As mentioned above, there has been a noticeable line of settlement cases coming from the DGCCRF in recent months. These include the following:
- On 23 March 2023, a settlement decision with a furnishing fabric supplier relating to its terms of sale and a strict online sales prohibition. As a result of the investigation, the supplier deleted the problematic clause, and the case was settled with a €75,000 fine.9
- On 14 March 2023, that two companies active in the building renovation sector were liable for illegal bid-rigging practices accepted its settlement offer.10
- On 19 January 2023, that two coach transport companies in the Saône-et-Loire department, which signed an agreement restricting participation to tenders, accepted its settlement procedure.11
- On 6 January 2023, three settlements were reached with:
- three companies active in the non-ferrous metal recycling sector, which concluded an unlawful transfer agreement containing non-compete and no-poaching commitments, accepted its settlement procedure;12
- three companies which were part of an exclusive distribution network of a brand of spring water in Mayotte, accepted its settlement procedure;13 and
- a consortium of companies in the public transport sector in Avignon, whose constitution restricted competition, accepted its settlement procedure.14
This recent flurry contrasts with previous years, where only one settlement was announced in 2022, two in 2021, one in 2020 and five in 2019. This uptick might be indicative of a greater willingness by the DGCCRF to leverage this tool in its tool kit, which offers advantages to itself as well as the parties
The settlement procedure offered by the DGCCRF presents several advantages for companies including the following:
- Costs – The ability to close proceedings faster and therefore to save costs.

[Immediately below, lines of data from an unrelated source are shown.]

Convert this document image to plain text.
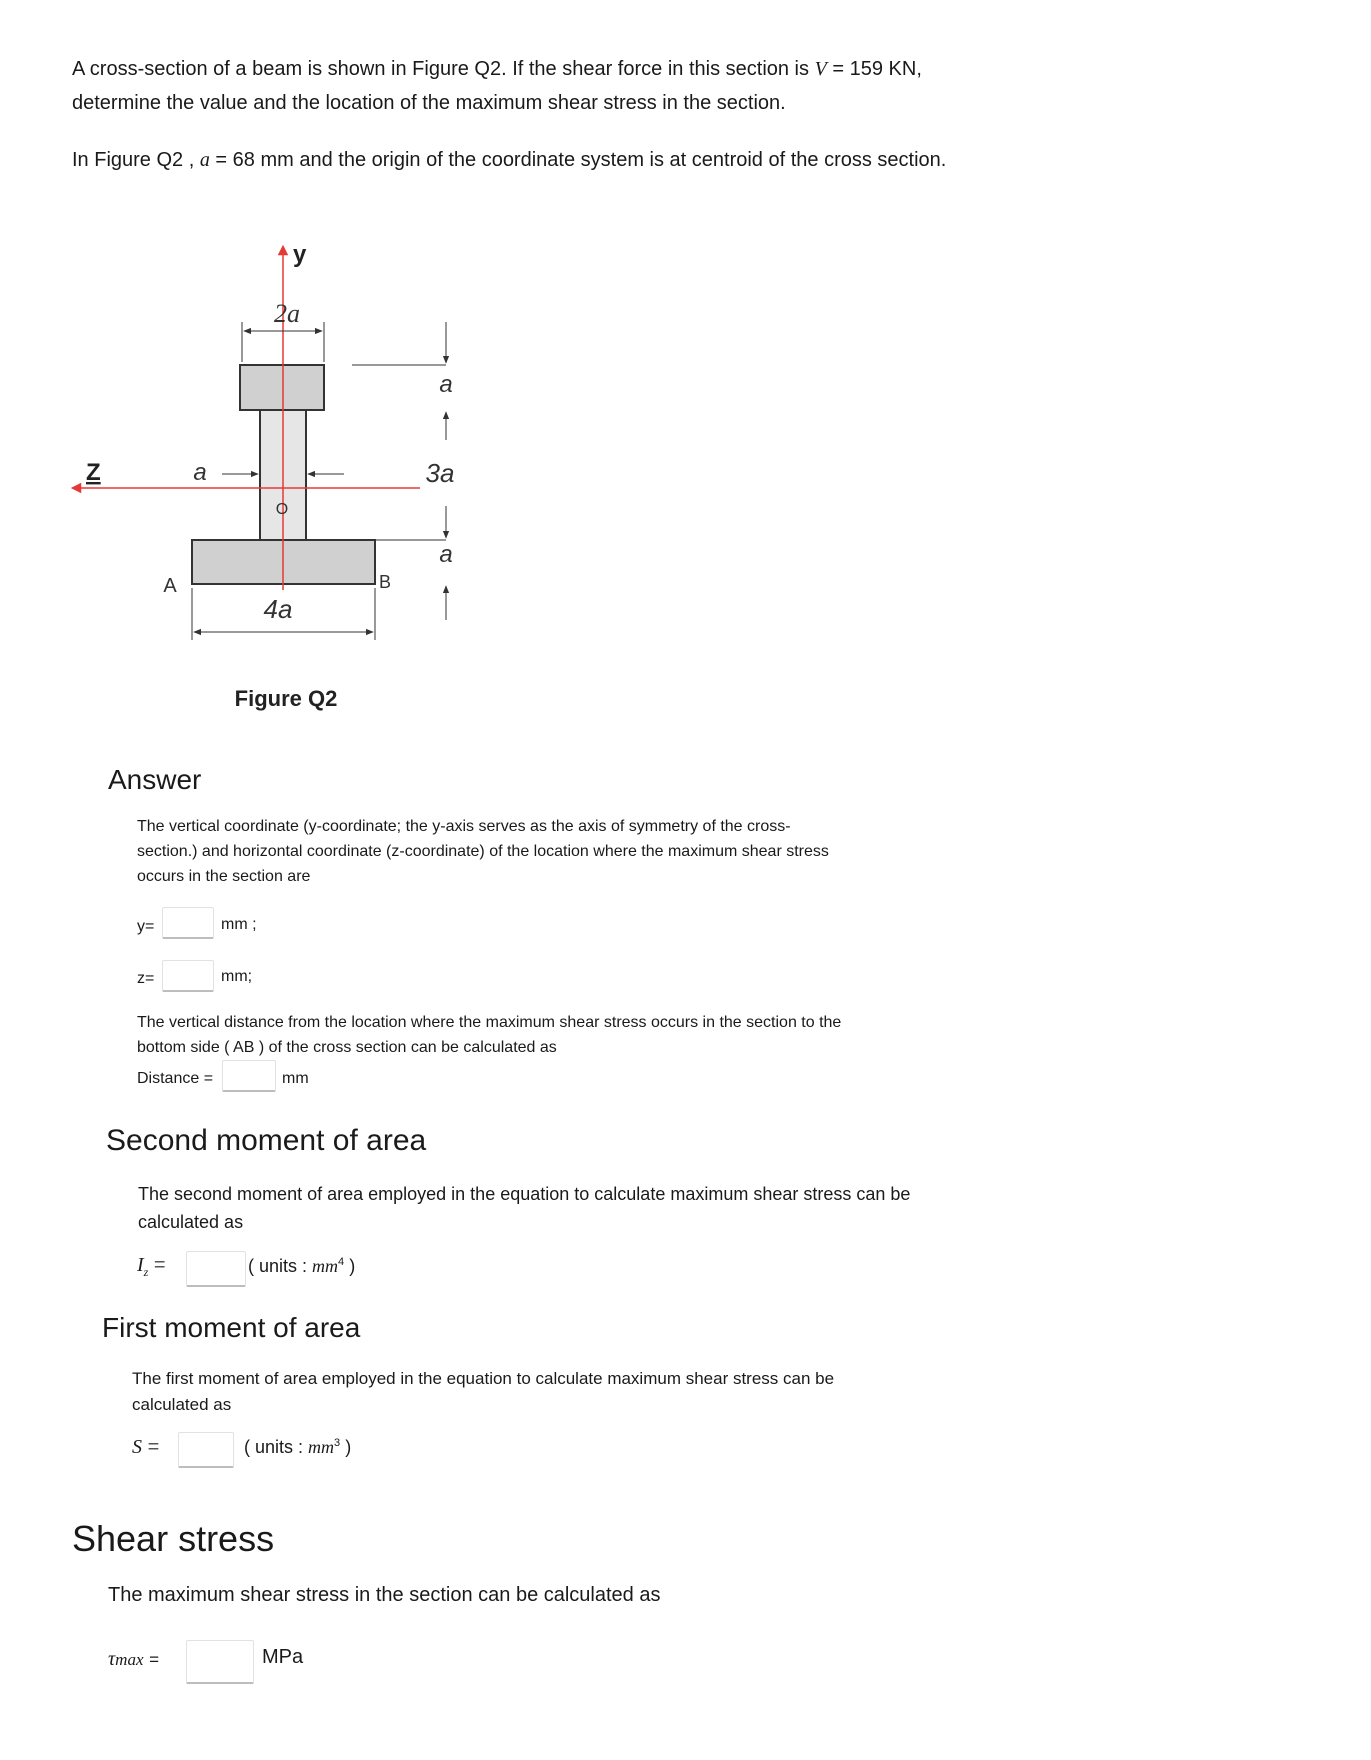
A cross-section of a beam is shown in Figure Q2. If the shear force in this section is V = 159 KN,
determine the value and the location of the maximum shear stress in the section.
In Figure Q2 , a = 68 mm and the origin of the coordinate system is at centroid of the cross section.
y
Z
O
2a
a
4a
A	B
a
3a
a
Figure Q2
Answer
The vertical coordinate (y-coordinate; the y-axis serves as the axis of symmetry of the cross-
section.) and horizontal coordinate (z-coordinate) of the location where the maximum shear stress
occurs in the section are
y=	mm ;
z=	mm;
The vertical distance from the location where the maximum shear stress occurs in the section to the
bottom side ( AB ) of the cross section can be calculated as
Distance =	mm
Second moment of area
The second moment of area employed in the equation to calculate maximum shear stress can be
calculated as
$I_z$ =	( units : $mm^4$ )
First moment of area
The first moment of area employed in the equation to calculate maximum shear stress can be
calculated as
S =	( units : $mm^3$ )
Shear stress
The maximum shear stress in the section can be calculated as
τmax =	MPa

This applies equally to the DGCCRF.
- Confidentiality – The DGCCRF's practice is not to publish the names of companies accepting the settlement procedure. Furthermore, a company which accepts the settlement procedure, does not have to accept the facts or existence of any infringement – indeed, certain public notices explicitly state that the company maintains its stance of non-involvement. As such, exposure to liability for damages is reduced and reputations are often relatively clean.
- Caps – The amount of a settled fine is subject to limits as set out above and will be considerably lower than one subsequently imposed by the Authority in a fuller case. Several decisions handed down by the Authority have indeed shown that refusing a DGCCRF settlement can lead to a much higher fine.15
Nevertheless, questions about the benefits of the procedure remain. For example, whether settling a case with the DGCCRF could be used against a company to justify a fine uplift in front of the Authority based on recidivism. Moreover, before accepting a settlement with the DGCCRF, companies need to remember that they will almost certainly be faced with an injunction to put an end to the practice as well as paying the settlement sum. If the injunction is not complied with and or the settlement sum not paid, the case will be referred to the Authority and the companies risk a fuller fine.
3 La "procédure de non-contestation des griefs" established by article L. 464-2 III of the Commercial code and guidelines.
9 This decision is also particularly noticeable due to the settlement procedure being applied to a practice which in the past, has been found capable of restricting trade between Member States (ie prohibition on online sales).